Listen to the man on the speakers, guys. Stay calm, and do as he says.

Michael and Amanda had heard the distant popping sounds before their mother. People were still screaming even though the worst of it was over. The popping got louder, and their mom said there was a reasonable explanation. Probably just the power trying to turn back on.

Michael had tugged at his mother’s arm. I think we should get out of here.

People were running from the mall plaza and heading fast for the Bay exits. A big woman knocked Amanda down in her rush to escape. Amanda had seen the woman stop in her tracks twenty feet ahead; a red spot appeared in the center of her fat back. It spread out over the white fabric of her sweater, like a rose blossoming in fast motion. She fell to floor, and her face made a cracking noise as it bounced off the tiles.
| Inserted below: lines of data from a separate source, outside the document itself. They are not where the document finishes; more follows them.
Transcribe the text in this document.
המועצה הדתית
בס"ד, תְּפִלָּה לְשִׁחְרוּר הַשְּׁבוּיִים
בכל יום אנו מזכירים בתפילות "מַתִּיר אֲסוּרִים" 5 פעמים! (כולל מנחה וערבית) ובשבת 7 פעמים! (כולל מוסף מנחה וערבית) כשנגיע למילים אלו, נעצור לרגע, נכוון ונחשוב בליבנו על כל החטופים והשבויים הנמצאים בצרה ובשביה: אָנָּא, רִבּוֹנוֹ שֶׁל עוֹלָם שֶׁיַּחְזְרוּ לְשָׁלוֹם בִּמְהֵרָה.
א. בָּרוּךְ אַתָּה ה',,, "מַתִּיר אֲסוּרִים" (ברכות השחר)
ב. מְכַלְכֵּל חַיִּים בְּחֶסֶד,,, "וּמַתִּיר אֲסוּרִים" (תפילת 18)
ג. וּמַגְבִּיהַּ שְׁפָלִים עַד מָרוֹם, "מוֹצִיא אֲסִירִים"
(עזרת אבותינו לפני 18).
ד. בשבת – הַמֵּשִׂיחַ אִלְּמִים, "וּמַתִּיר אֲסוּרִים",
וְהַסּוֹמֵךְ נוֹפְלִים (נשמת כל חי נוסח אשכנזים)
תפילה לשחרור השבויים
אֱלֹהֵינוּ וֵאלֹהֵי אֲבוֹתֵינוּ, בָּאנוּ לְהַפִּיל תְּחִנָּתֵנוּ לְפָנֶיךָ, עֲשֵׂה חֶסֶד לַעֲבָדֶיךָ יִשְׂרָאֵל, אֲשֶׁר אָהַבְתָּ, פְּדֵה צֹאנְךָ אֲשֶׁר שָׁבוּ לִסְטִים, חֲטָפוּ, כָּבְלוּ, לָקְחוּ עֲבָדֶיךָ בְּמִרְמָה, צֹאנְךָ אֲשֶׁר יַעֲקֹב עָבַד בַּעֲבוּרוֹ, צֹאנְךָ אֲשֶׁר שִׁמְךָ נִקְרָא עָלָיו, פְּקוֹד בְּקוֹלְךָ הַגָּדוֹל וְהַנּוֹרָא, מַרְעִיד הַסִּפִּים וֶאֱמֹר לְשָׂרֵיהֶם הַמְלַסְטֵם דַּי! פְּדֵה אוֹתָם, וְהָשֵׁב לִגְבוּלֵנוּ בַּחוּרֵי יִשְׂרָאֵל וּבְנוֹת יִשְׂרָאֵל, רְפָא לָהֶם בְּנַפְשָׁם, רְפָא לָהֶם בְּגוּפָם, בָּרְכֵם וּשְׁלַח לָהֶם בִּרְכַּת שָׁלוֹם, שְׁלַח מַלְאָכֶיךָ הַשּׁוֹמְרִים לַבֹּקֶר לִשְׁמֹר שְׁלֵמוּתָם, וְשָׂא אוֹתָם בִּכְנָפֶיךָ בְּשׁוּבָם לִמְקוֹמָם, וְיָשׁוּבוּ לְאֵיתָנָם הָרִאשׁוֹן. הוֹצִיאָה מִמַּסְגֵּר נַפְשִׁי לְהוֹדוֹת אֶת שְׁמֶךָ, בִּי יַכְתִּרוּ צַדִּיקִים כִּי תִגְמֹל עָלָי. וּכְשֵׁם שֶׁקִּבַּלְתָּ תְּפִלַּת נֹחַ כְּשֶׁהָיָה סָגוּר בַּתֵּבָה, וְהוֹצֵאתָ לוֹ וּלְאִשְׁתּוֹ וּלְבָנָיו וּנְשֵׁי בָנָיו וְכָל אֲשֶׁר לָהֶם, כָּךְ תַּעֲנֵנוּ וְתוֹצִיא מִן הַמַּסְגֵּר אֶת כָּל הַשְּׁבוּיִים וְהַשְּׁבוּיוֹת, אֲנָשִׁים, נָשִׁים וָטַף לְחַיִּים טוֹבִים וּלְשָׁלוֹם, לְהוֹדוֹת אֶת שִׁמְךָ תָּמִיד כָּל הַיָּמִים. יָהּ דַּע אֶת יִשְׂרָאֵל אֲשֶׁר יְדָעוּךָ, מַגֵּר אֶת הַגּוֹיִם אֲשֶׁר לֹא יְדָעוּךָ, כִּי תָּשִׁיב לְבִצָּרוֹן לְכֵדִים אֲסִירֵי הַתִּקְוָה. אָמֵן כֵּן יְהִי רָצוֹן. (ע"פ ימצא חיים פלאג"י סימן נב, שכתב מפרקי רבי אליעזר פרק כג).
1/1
Helen pulled her daughter back up. Your brother’s right, we have to get out… now.

Amanda had been certain she was going to say more; she had seen her lips opening. That’s when the loudest pop of them all went off. That’s when something warm splattered across Amanda’s forehead and cheek. The top third of her mother’s head had disappeared. Amanda wiped bits of brain and skull from her face as Helen Fulger dropped to her knees. The hand holding Amanda’s arm loosened, then fell away. The rest of the dead woman flopped over the girl’s running shoes.

“Well we can’t stay here forever,” her brother was saying. “Sooner or later we’ll have to go somewhere else.”

“Where can we go, Michael? Maybe it’s even worse outside the mall.”